Christopher Nolan was understandably hesitant to make a third Batman movie after the enormous success of “The Dark Knight.” Nolan may not have been able to name any great third movies of a franchise, but he’s not the only one. When a franchise gets to part 3, that’s when everything falls apart; what was once innovative is now formulaic, and everything seems to be driven by greed instead of artistic reasons. Whether or not that third movie does well at the box office, audiences are quick to voice their disapproval over the lack of quality, and they won’t ever let you forget how much they hated what you had to offer.
These are the third movies which either torpedoed their respective franchises or put a serious dent in them they never fully recovered from.
Putting this one on the list was tough because I remember seeing this when I was 8 years old and thinking it was the best “Superman” movie ever for a long time (I now stand corrected). It was also one of the few Richard Pryor movies I was allowed to see back then as most were rated R. But regardless of what you thought of it, taking the “Superman” franchise into a comedic direction did not serve it well, especially when the two movies before it were so good. Christopher Reeve and company tried to steer things in the right direction with “Superman IV: The Quest For Peace,” but Cannon Pictures ended up putting the final nail in the coffin.
Even Roy Scheider laughed at the thought of doing this “Jaws” movie. This one came out at the height of the 3D craze in the 1980s, and that became the only reason to see it in a movie theater. Those same 3D effects did not translate well to television or DVD however, and that made “Jaws 3-D” a pointless exercise in futility. Still, that didn’t keep Universal Pictures from making “Jaws The Revenge” which is seen as one of the worst movies of all time.
Beverly Hills Cop III
This was the movie which reunited Eddie Murphy and John Landis for the first time since “Coming To America.” The results, however, were dispiriting as this sequel seemed to be made with little energy or enthusiasm. Even Landis admitted that the script was lousy at best, and Murphy forgot what made Axel Foley such a memorably hilarious character. On his episode of “Inside the Actor’s Studio,” Murphy didn’t hesitate to call this sequel “atrocious.”

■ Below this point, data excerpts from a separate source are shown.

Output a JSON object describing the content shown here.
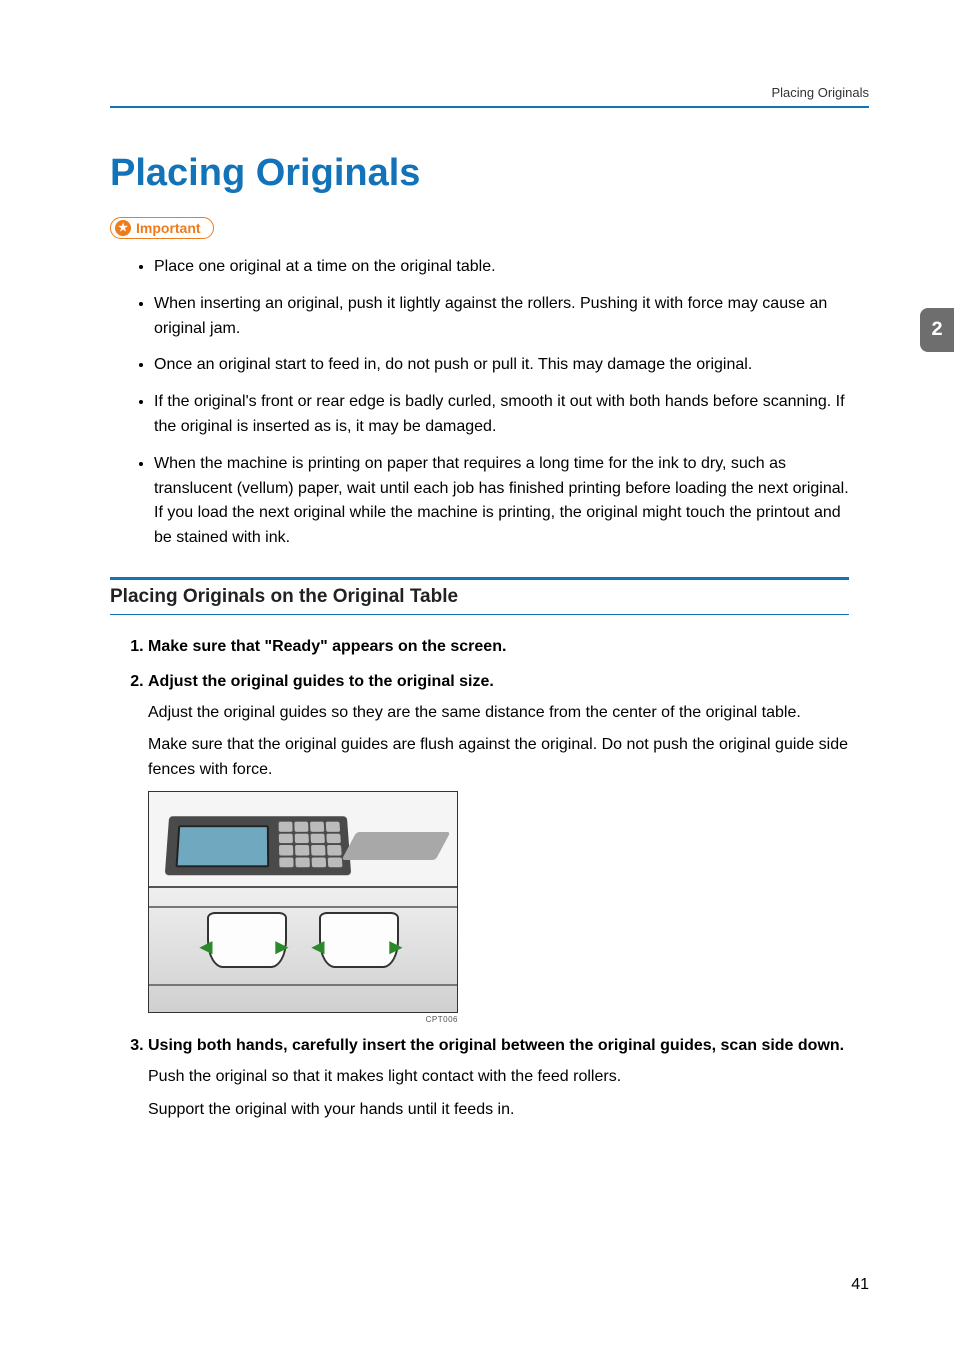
{
  "header": {
    "running_head": "Placing Originals"
  },
  "chapter_tab": "2",
  "title": "Placing Originals",
  "important": {
    "label": "Important",
    "items": [
      "Place one original at a time on the original table.",
      "When inserting an original, push it lightly against the rollers. Pushing it with force may cause an original jam.",
      "Once an original start to feed in, do not push or pull it. This may damage the original.",
      "If the original's front or rear edge is badly curled, smooth it out with both hands before scanning. If the original is inserted as is, it may be damaged.",
      "When the machine is printing on paper that requires a long time for the ink to dry, such as translucent (vellum) paper, wait until each job has finished printing before loading the next original. If you load the next original while the machine is printing, the original might touch the printout and be stained with ink."
    ]
  },
  "section": {
    "heading": "Placing Originals on the Original Table",
    "steps": [
      {
        "head": "Make sure that \"Ready\" appears on the screen."
      },
      {
        "head": "Adjust the original guides to the original size.",
        "body": [
          "Adjust the original guides so they are the same distance from the center of the original table.",
          "Make sure that the original guides are flush against the original. Do not push the original guide side fences with force."
        ],
        "figure_caption": "CPT006"
      },
      {
        "head": "Using both hands, carefully insert the original between the original guides, scan side down.",
        "body": [
          "Push the original so that it makes light contact with the feed rollers.",
          "Support the original with your hands until it feeds in."
        ]
      }
    ]
  },
  "page_number": "41"
}
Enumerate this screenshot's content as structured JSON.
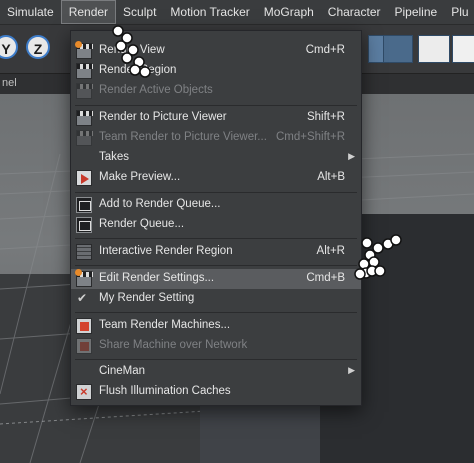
{
  "menubar": {
    "items": [
      "Simulate",
      "Render",
      "Sculpt",
      "Motion Tracker",
      "MoGraph",
      "Character",
      "Pipeline",
      "Plu"
    ]
  },
  "toolbar": {
    "icon_y": "Y",
    "icon_z": "Z"
  },
  "subbar": {
    "label": "nel"
  },
  "menu": {
    "items": [
      {
        "label": "Render View",
        "shortcut": "Cmd+R",
        "icon": "clapper-icon",
        "disabled": false
      },
      {
        "label": "Render Region",
        "shortcut": "",
        "icon": "clapper-icon",
        "disabled": false
      },
      {
        "label": "Render Active Objects",
        "shortcut": "",
        "icon": "clapper-icon",
        "disabled": true
      },
      {
        "label": "Render to Picture Viewer",
        "shortcut": "Shift+R",
        "icon": "clapper-icon",
        "disabled": false
      },
      {
        "label": "Team Render to Picture Viewer...",
        "shortcut": "Cmd+Shift+R",
        "icon": "clapper-icon",
        "disabled": true
      },
      {
        "label": "Takes",
        "shortcut": "",
        "icon": "",
        "disabled": false,
        "submenu": true
      },
      {
        "label": "Make Preview...",
        "shortcut": "Alt+B",
        "icon": "preview-icon",
        "disabled": false
      },
      {
        "label": "Add to Render Queue...",
        "shortcut": "",
        "icon": "queue-icon",
        "disabled": false
      },
      {
        "label": "Render Queue...",
        "shortcut": "",
        "icon": "queue-icon",
        "disabled": false
      },
      {
        "label": "Interactive Render Region",
        "shortcut": "Alt+R",
        "icon": "region-icon",
        "disabled": false
      },
      {
        "label": "Edit Render Settings...",
        "shortcut": "Cmd+B",
        "icon": "settings-icon",
        "disabled": false,
        "highlighted": true
      },
      {
        "label": "My Render Setting",
        "shortcut": "",
        "icon": "check-icon",
        "disabled": false
      },
      {
        "label": "Team Render Machines...",
        "shortcut": "",
        "icon": "machines-icon",
        "disabled": false
      },
      {
        "label": "Share Machine over Network",
        "shortcut": "",
        "icon": "network-icon",
        "disabled": true
      },
      {
        "label": "CineMan",
        "shortcut": "",
        "icon": "",
        "disabled": false,
        "submenu": true
      },
      {
        "label": "Flush Illumination Caches",
        "shortcut": "",
        "icon": "flush-icon",
        "disabled": false
      }
    ]
  }
}
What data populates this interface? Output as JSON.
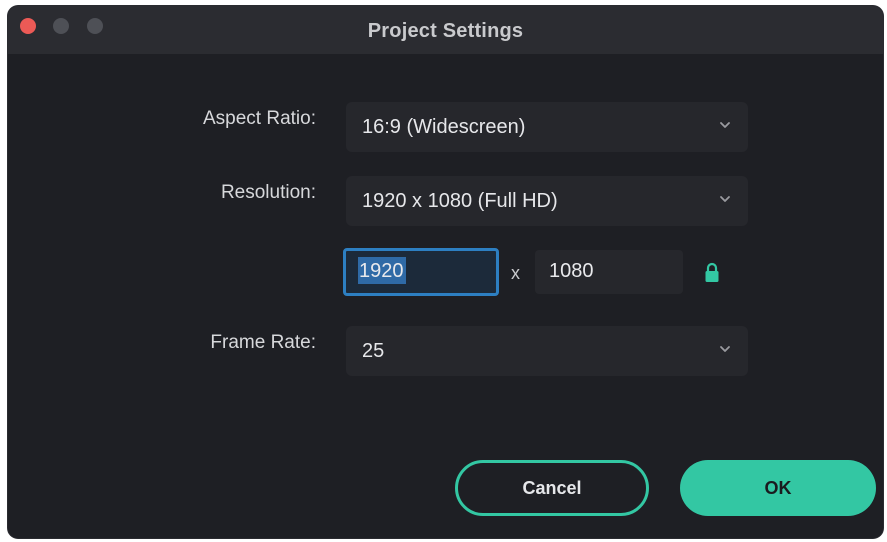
{
  "window": {
    "title": "Project Settings"
  },
  "form": {
    "aspect_ratio": {
      "label": "Aspect Ratio:",
      "value": "16:9 (Widescreen)"
    },
    "resolution": {
      "label": "Resolution:",
      "value": "1920 x 1080 (Full HD)",
      "width": "1920",
      "separator": "x",
      "height": "1080"
    },
    "frame_rate": {
      "label": "Frame Rate:",
      "value": "25"
    }
  },
  "buttons": {
    "cancel_label": "Cancel",
    "ok_label": "OK"
  },
  "icons": {
    "close": "close-button",
    "minimize": "minimize-button",
    "maximize": "maximize-button",
    "dropdown": "chevron-down-icon",
    "aspect_lock": "lock-icon"
  },
  "colors": {
    "accent": "#33c7a3",
    "focus": "#2d7fc2",
    "background": "#1e1f24"
  }
}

Now this one has grown on me some since it came out, but that was a long time coming. The production history behind “Alien 3” was troubled to say the least, and it turned out to be one of the most depressing science fiction movies ever made. 20th Century Fox made the mistake of promoting this sequel as if it was “Aliens” redux, and instead we were treated to a nihilistic experience no one could have prepared themselves for.
Halloween III: Season of the Witch
You have to give John Carpenter and the late Debra Hill credit for not wanting to give audiences the same old thing like they did with “Halloween II.” Audiences, however, were not expecting a “Halloween” movie without Michael Meyers slashing oversexed teenagers. A film about an evil toymaker selling Halloween masks to kids that are designed to eradicate their brains to where bugs and snakes come out of it was not enough to please the fans. After this, producer Moustapha Akkad went back to basics with “Halloween IV: The Return of Michael Meyers” and the series has continued on the same path since.